|
|
|
|
|
by lesostep
25 days ago
|
|
I am cautious about AI "discoveries" after Mythos paper. What was the process of a writing a paper? Was the question asked by a mathematician? Was the paper right from a get-go or was there someone who pointed out mistakes? How much attempts were made before solution was found? I will eat my words if an AI oneshotted that one without any external help, but for know I am left wandering whether it's a new way to attribute discoveries to companies instead of people who put the work in |
|
As per the report, the prompt used to solve the problem is AI-written and the solution was initially graded by an AI grading pipeline.
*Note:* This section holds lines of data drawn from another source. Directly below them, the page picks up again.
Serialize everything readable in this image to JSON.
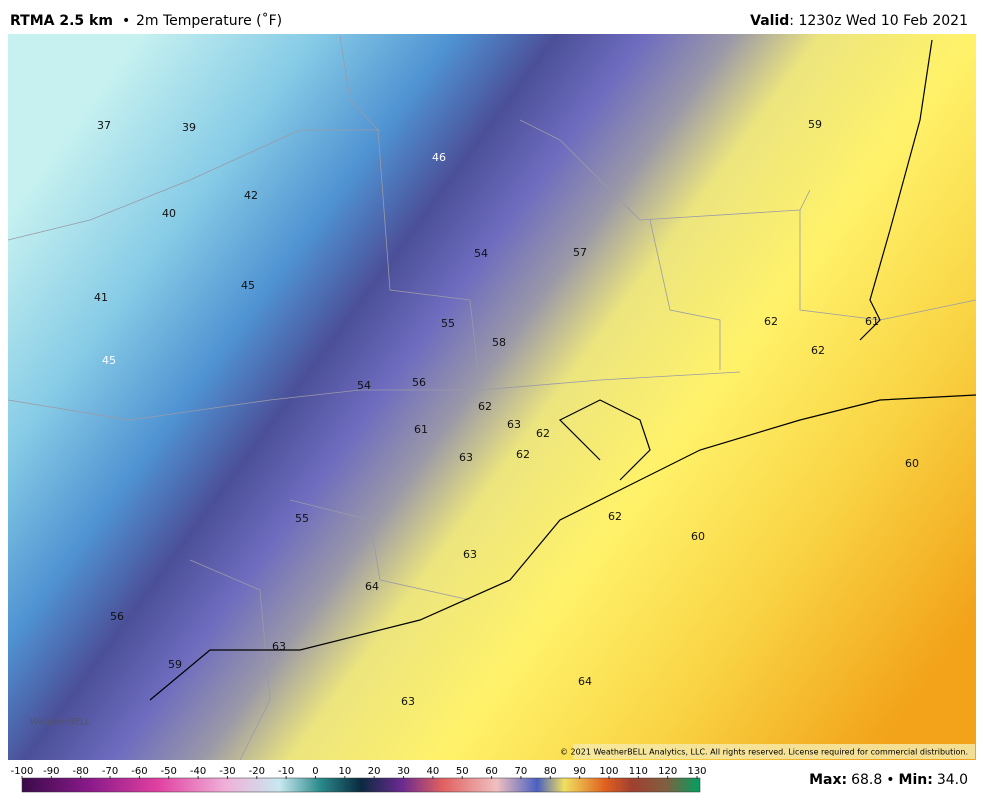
{
  "header": {
    "product": "RTMA 2.5 km",
    "separator": "•",
    "field": "2m Temperature (˚F)",
    "valid_label": "Valid",
    "valid_time": ": 1230z Wed 10 Feb 2021"
  },
  "map": {
    "labels": [
      37,
      39,
      46,
      59,
      42,
      40,
      54,
      57,
      45,
      41,
      55,
      62,
      61,
      58,
      62,
      45,
      54,
      56,
      62,
      63,
      62,
      61,
      63,
      62,
      60,
      55,
      62,
      60,
      63,
      64,
      56,
      63,
      59,
      64,
      63
    ],
    "copyright": "© 2021 WeatherBELL Analytics, LLC. All rights reserved. License required for commercial distribution.",
    "logo": "WeatherBELL"
  },
  "colorbar": {
    "ticks": [
      -100,
      -90,
      -80,
      -70,
      -60,
      -50,
      -40,
      -30,
      -20,
      -10,
      0,
      10,
      20,
      30,
      40,
      50,
      60,
      70,
      80,
      90,
      100,
      110,
      120,
      130
    ]
  },
  "footer": {
    "max_label": "Max:",
    "max": 68.8,
    "separator": "•",
    "min_label": "Min:",
    "min": 34.0
  }
}
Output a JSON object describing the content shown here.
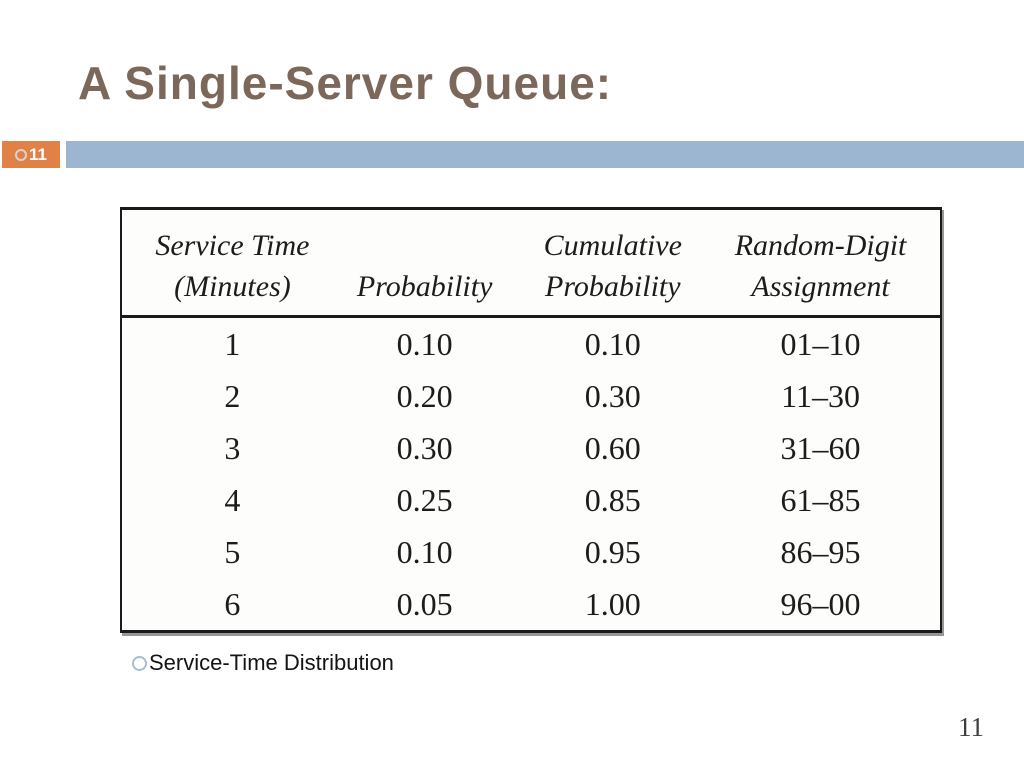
{
  "slide": {
    "title": "A Single-Server Queue:",
    "badge_number": "11",
    "caption": "Service-Time Distribution",
    "page_number": "11"
  },
  "colors": {
    "title_brown": "#7B685B",
    "badge_orange": "#E08147",
    "bar_blue": "#9CB6D2",
    "table_border": "#1A1A1A",
    "bullet_blue_gray": "#AABDD0",
    "page_number_gray": "#3E3E3E"
  },
  "icons": {
    "badge_circle": "circle-outline",
    "caption_bullet": "circle-outline"
  },
  "table": {
    "headers": [
      {
        "line1": "Service Time",
        "line2": "(Minutes)"
      },
      {
        "line1": "",
        "line2": "Probability"
      },
      {
        "line1": "Cumulative",
        "line2": "Probability"
      },
      {
        "line1": "Random-Digit",
        "line2": "Assignment"
      }
    ],
    "rows": [
      [
        "1",
        "0.10",
        "0.10",
        "01–10"
      ],
      [
        "2",
        "0.20",
        "0.30",
        "11–30"
      ],
      [
        "3",
        "0.30",
        "0.60",
        "31–60"
      ],
      [
        "4",
        "0.25",
        "0.85",
        "61–85"
      ],
      [
        "5",
        "0.10",
        "0.95",
        "86–95"
      ],
      [
        "6",
        "0.05",
        "1.00",
        "96–00"
      ]
    ]
  }
}
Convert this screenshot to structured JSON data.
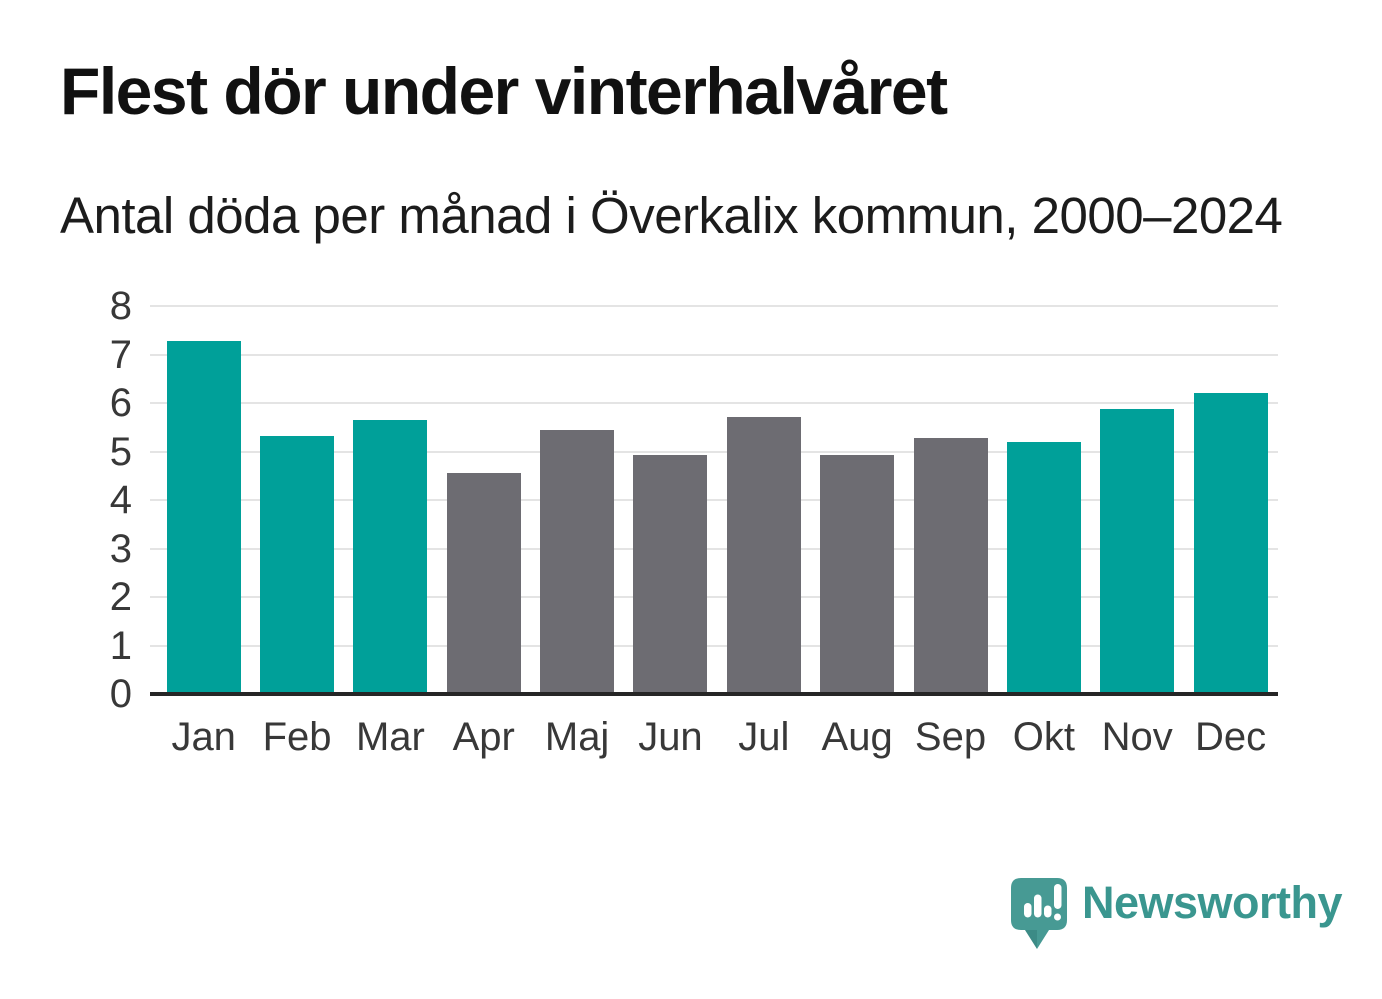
{
  "header": {
    "title": "Flest dör under vinterhalvåret",
    "subtitle": "Antal döda per månad i Överkalix kommun, 2000–2024"
  },
  "chart_data": {
    "type": "bar",
    "title": "Flest dör under vinterhalvåret",
    "subtitle": "Antal döda per månad i Överkalix kommun, 2000–2024",
    "categories": [
      "Jan",
      "Feb",
      "Mar",
      "Apr",
      "Maj",
      "Jun",
      "Jul",
      "Aug",
      "Sep",
      "Okt",
      "Nov",
      "Dec"
    ],
    "values": [
      7.28,
      5.32,
      5.64,
      4.56,
      5.44,
      4.92,
      5.72,
      4.92,
      5.28,
      5.2,
      5.88,
      6.2
    ],
    "highlighted": [
      true,
      true,
      true,
      false,
      false,
      false,
      false,
      false,
      false,
      true,
      true,
      true
    ],
    "xlabel": "",
    "ylabel": "",
    "ylim": [
      0,
      8
    ],
    "yticks": [
      0,
      1,
      2,
      3,
      4,
      5,
      6,
      7,
      8
    ],
    "grid": true,
    "legend": "none",
    "colors": {
      "highlight": "#00a099",
      "default": "#6d6c72",
      "gridline": "#e4e4e4",
      "axis_line": "#262626",
      "tick_label": "#383838"
    }
  },
  "branding": {
    "logo_text": "Newsworthy",
    "logo_text_color": "#3a968f",
    "logo_icon_color": "#479a94",
    "logo_icon_glyph_color": "#ffffff"
  }
}
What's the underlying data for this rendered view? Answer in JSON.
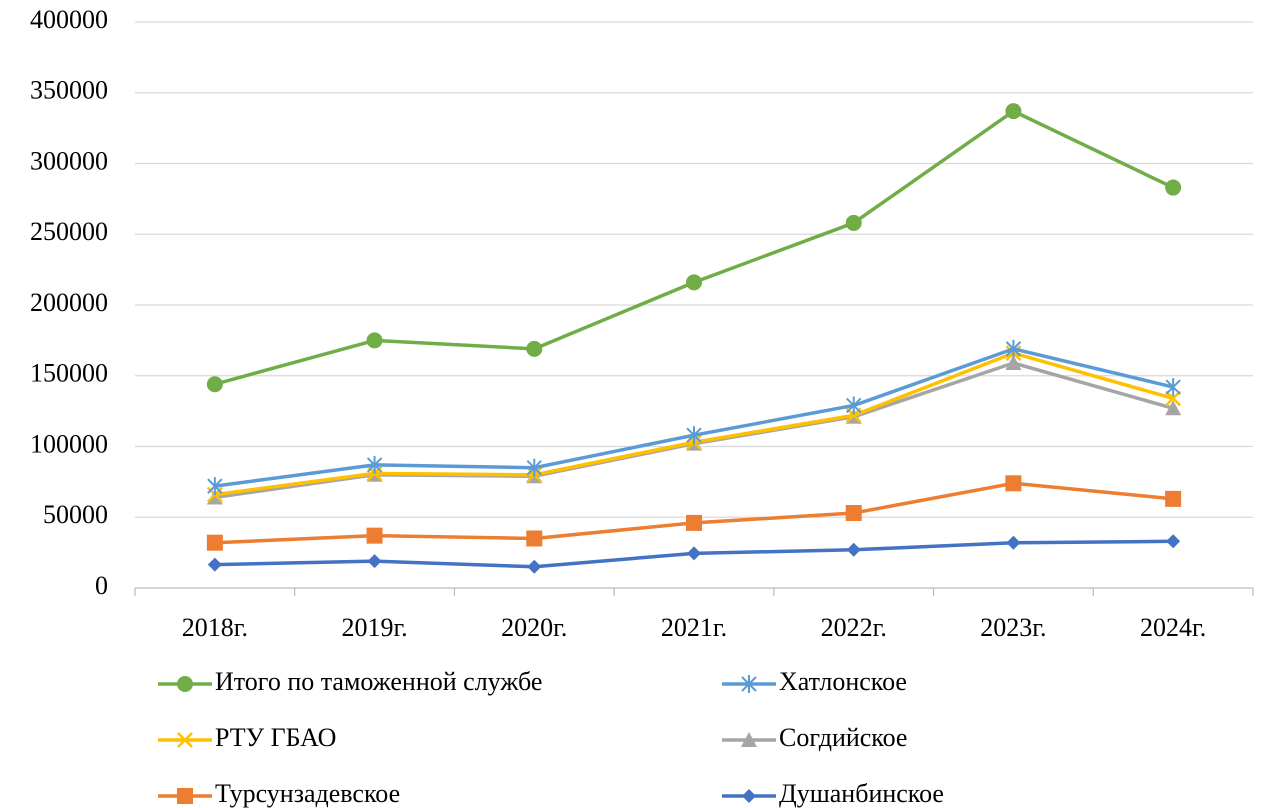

They don't say this explicitly, but it seems like OpenAI has an automatic pipeline where they prompt models for solutions to famous math problems (which wouldn't be unexpected given how flashy a solution to a famous math problem looks)
> Was the paper right from a get-go or was there someone who pointed out mistakes?
Also as per the report, the output of the model isn't really a "paper"; it's a very terse 2 page solution which is apparently correct. The paper was later written based on this solution to make it more presentable.
> How much attempts were made before solution was found?
Given that this appears to be from an automated pipeline, I would say that it had many attempts. But either way, the blogpost says that with enough test-time compute, the model finds this same solution 50% of the time.